老境に入ってようやくブラームスの行動に理解を示すに至ったらしい。彼女の心のキズは、ヨアヒムを通じて届けられたブラームスの挨拶に答えることが出来るようになったとある。つまりヨアヒムはブラームスの使いだという訳だ。

そりゃあブラームスは直接声をかけにくかろう。ほとんど自分の我がままで破綻した恋が、アガーテの人生にも少なからず影響を与えたことは明白だからだ。何と声をかけたところで今更感は払拭出来ない。せめて自らが頑なに独身を貫いていることが心の支えだったかもしれない。

ヨアヒムもいい奴だ。そんなブラームスの便りをアガーテに届けるのだ。ヨアヒムはアガーテとブラームス双方に顔が利くから、仲介者としては適任だ。アガーテは欧州一の作曲家からのメッセージを、当代最高のヴァイオリニストから受け取るのだ。

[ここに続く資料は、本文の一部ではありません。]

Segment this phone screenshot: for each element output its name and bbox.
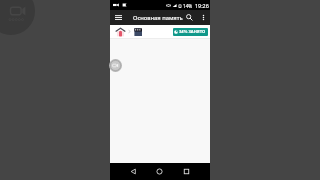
button[interactable]: 34% ЗАНЯТО — [173, 28, 208, 36]
staticText: 19:26 — [195, 2, 209, 9]
button[interactable]: Recent apps — [173, 163, 200, 180]
staticText: 34% ЗАНЯТО — [179, 29, 206, 35]
staticText: 14% — [183, 3, 193, 9]
button[interactable]: Home — [115, 26, 126, 37]
button[interactable]: Search — [183, 10, 196, 25]
button[interactable]: More options — [196, 10, 210, 25]
button[interactable]: Home — [146, 163, 173, 180]
staticText: Основная память — [133, 14, 183, 22]
button[interactable]: Open navigation drawer — [110, 10, 126, 25]
button[interactable]: Screen recorder — [109, 59, 122, 72]
button[interactable]: Back — [120, 163, 146, 180]
button[interactable]: SD card — [133, 27, 143, 37]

だからというわけではないが、アガーテは自伝の中で、最後にブラームスを許す。彼の作品がいくどとなく幸福に寄与してきた。彼は人類全体の宝であるから、あらゆる束縛の可能性を断ち切ったのだ。まるでアガーテみずからの踏ん切りのための呪文のようだ。

弦楽六重奏曲第2番ト長調op36。人呼んでアガーテ六重奏j曲。

2015年7月 1日 (水)

3つ以内

交響曲を4つしか残さなかったブラームスは、少ない方と認識されている。ハイドンやモーツアルトは別格としても、わかるような気がする。1曲も残せなかった人が一番多いなどという屁理屈を封印すれば、ブラームスの4曲は少ない。

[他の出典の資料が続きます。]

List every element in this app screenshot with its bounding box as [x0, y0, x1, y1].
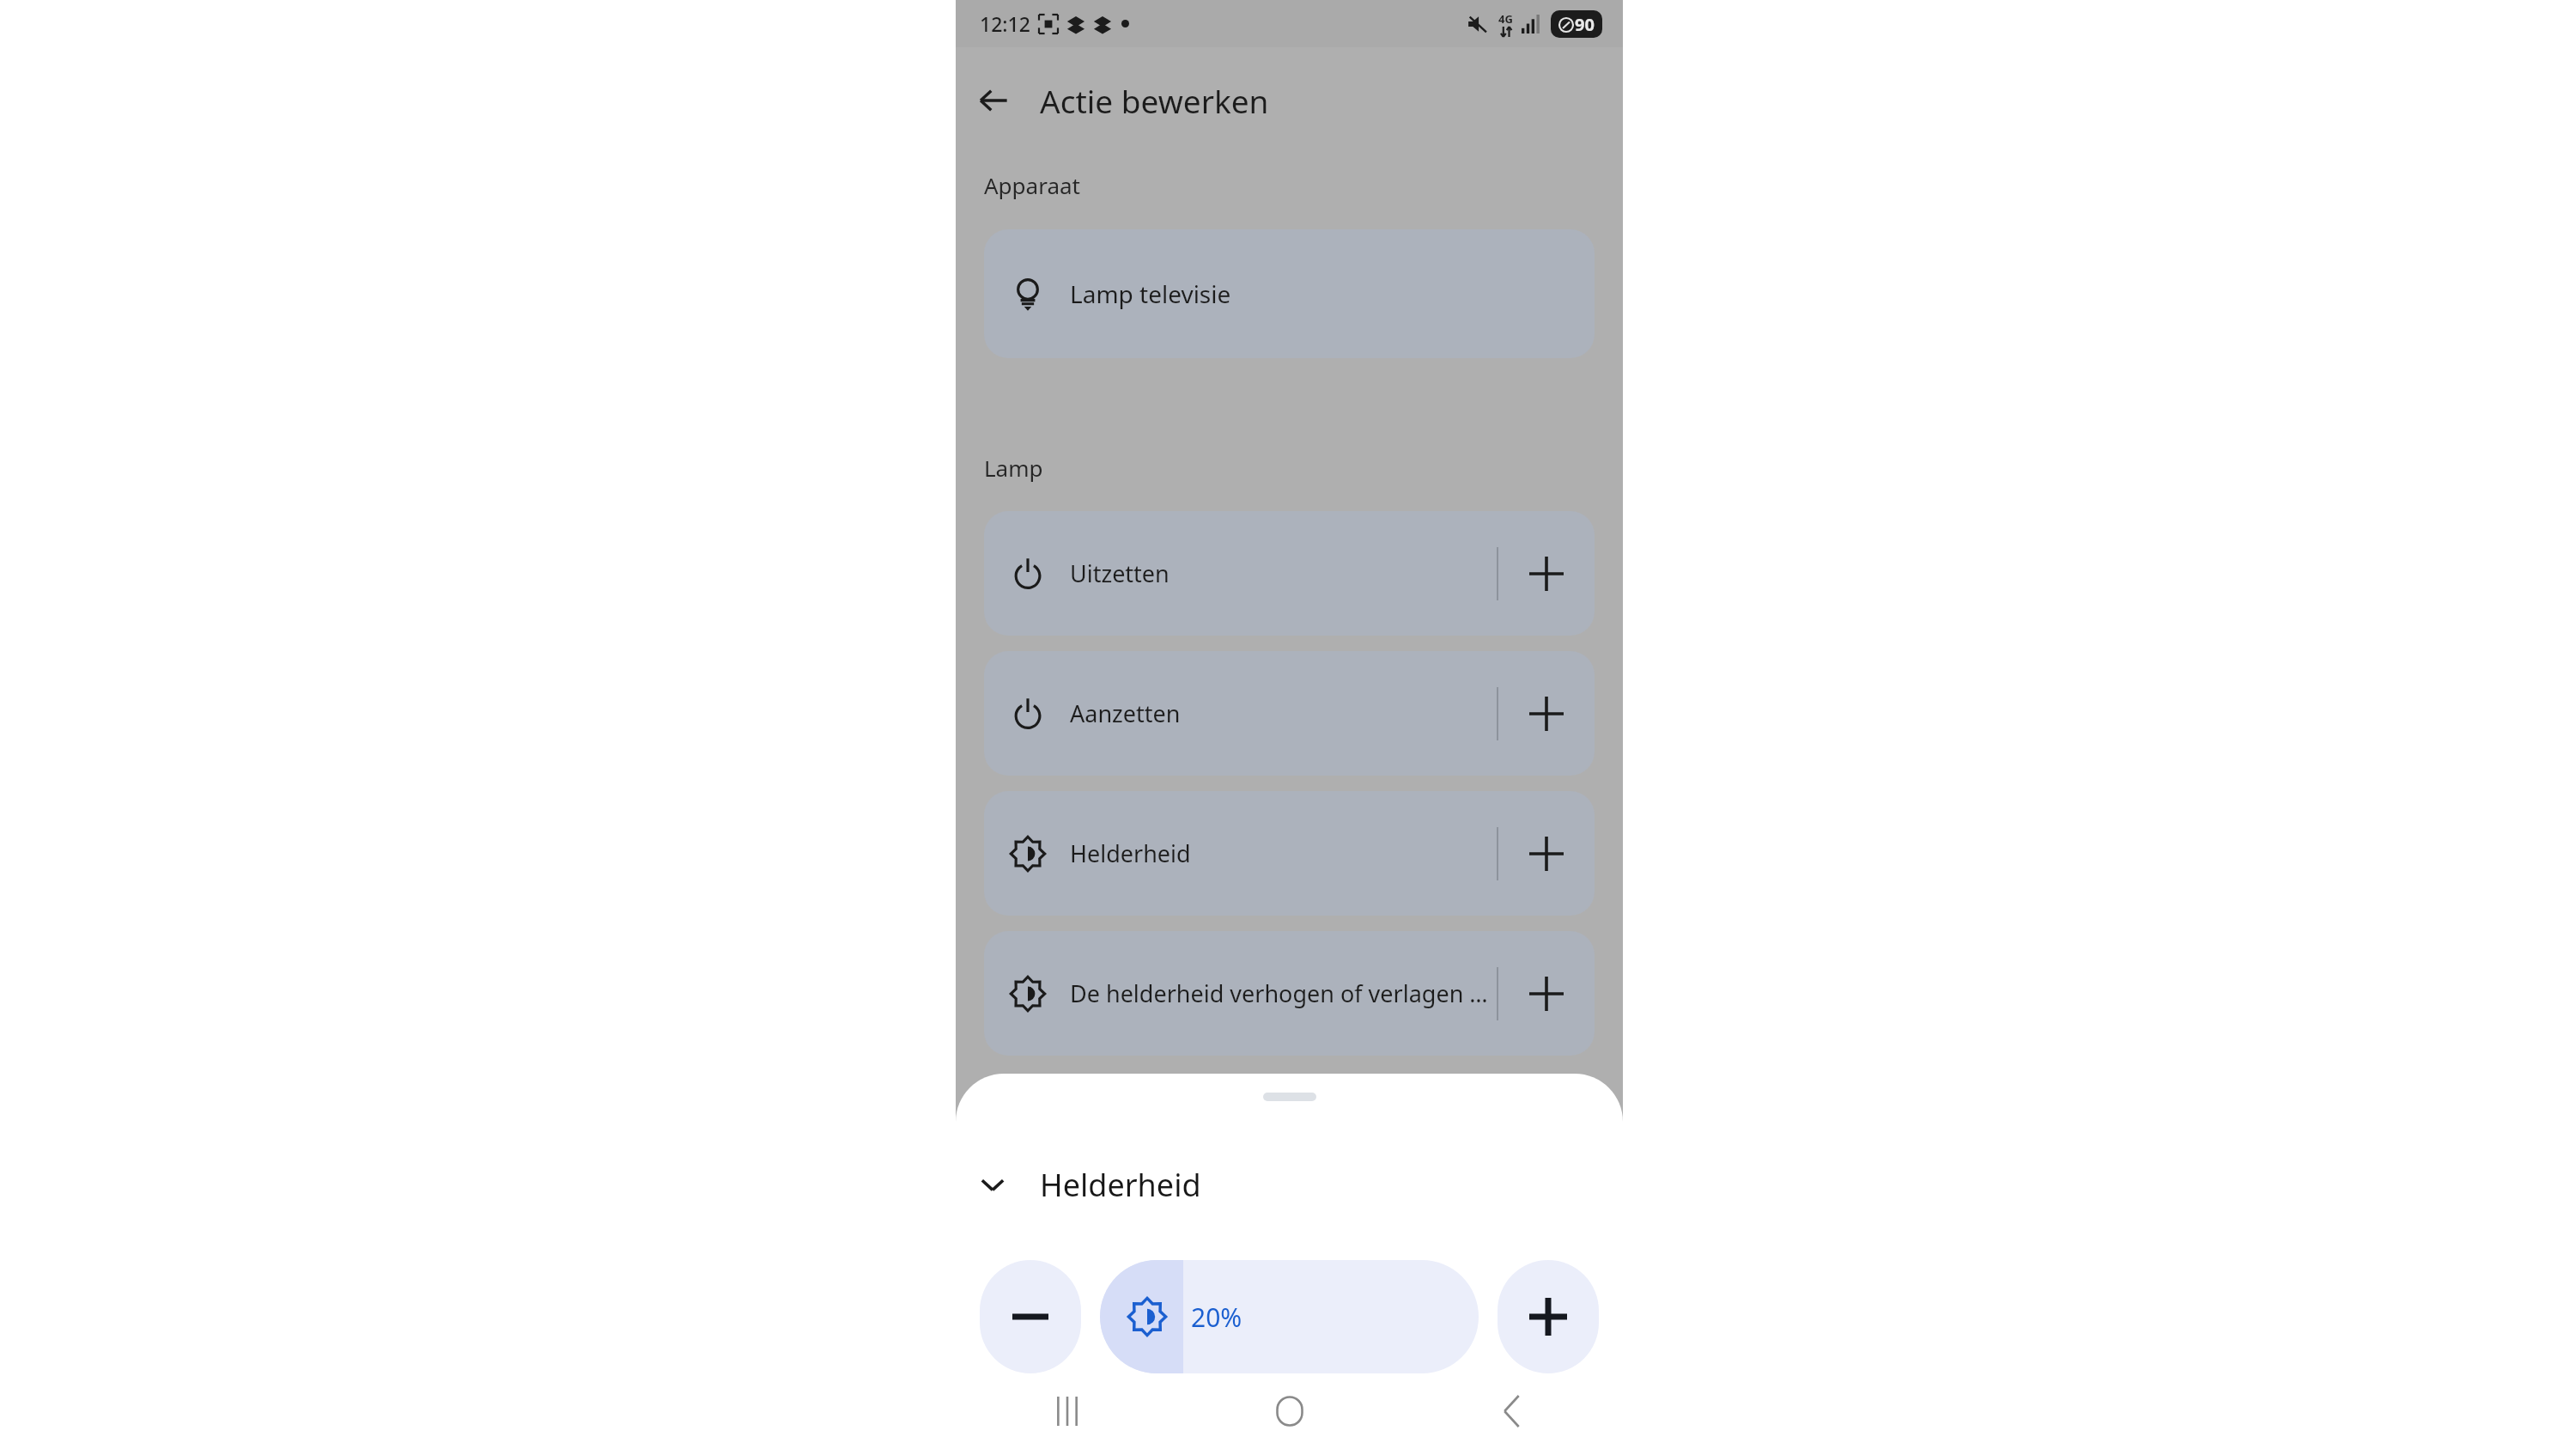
button[interactable]: Lamp televisie — [984, 229, 1595, 358]
button[interactable]: Aanzetten — [984, 651, 1595, 776]
button[interactable]: Toevoegen — [1498, 511, 1595, 636]
button[interactable]: Toevoegen — [1498, 651, 1595, 776]
button[interactable]: Toevoegen — [1498, 931, 1595, 1056]
button[interactable]: Terug — [963, 70, 1024, 131]
button[interactable]: Samenvouwen — [963, 1154, 1023, 1215]
staticText: Helderheid — [1040, 1164, 1201, 1206]
button[interactable]: Start — [1178, 1373, 1400, 1449]
button[interactable]: Uitzetten — [984, 511, 1595, 636]
staticText: Apparaat — [984, 170, 1080, 200]
staticText: Uitzetten — [1070, 557, 1497, 589]
staticText: Lamp — [984, 453, 1043, 483]
button[interactable]: Helderheid — [984, 791, 1595, 916]
button[interactable]: 20% — [1100, 1260, 1479, 1373]
button[interactable]: Verlagen — [980, 1260, 1081, 1373]
staticText: 20% — [1191, 1300, 1242, 1335]
staticText: Actie bewerken — [1040, 79, 1269, 122]
button[interactable]: Recente apps — [956, 1373, 1178, 1449]
staticText: Lamp televisie — [1070, 277, 1231, 310]
staticText: 90 — [1575, 13, 1595, 36]
button[interactable]: Toevoegen — [1498, 791, 1595, 916]
button[interactable]: Terug — [1400, 1373, 1623, 1449]
staticText: Aanzetten — [1070, 697, 1497, 729]
staticText: Helderheid — [1070, 837, 1497, 869]
staticText: 12:12 — [980, 10, 1030, 37]
button[interactable]: De helderheid verhogen of verlagen met — [984, 931, 1595, 1056]
staticText: De helderheid verhogen of verlagen met — [1070, 977, 1497, 1009]
button[interactable]: Verhogen — [1498, 1260, 1599, 1373]
staticText: 4G — [1498, 11, 1513, 27]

ところが、室内楽に目を向けると、さらに少ないとわかる。

<3曲>弦楽四重奏曲、ピアノ四重奏曲、ピアノ三重奏曲、ヴァイオリンソナタ

<2曲>弦楽六重奏曲、弦楽五重奏曲、チェロソナタ、クラリネットソナタ

<1曲>ピアノ五重奏曲、クラリネット五重奏曲、クラリネット三重奏曲、ホルン三重奏曲

室内楽の編性別では3曲がやっとだ、交響曲は多い方である。総数で24曲ありながら、12種の編成とは、多彩である。弦楽四重奏に集中する作曲家が多い中、万偏ないというのがブラームスの特徴だ。

1曲残したジャンル、2曲残したジャンル、3曲残したジャンルが、4種類ずつだ。だから24曲12種という、均整のとれたバランスになる。まさか意図的ではあるまいな。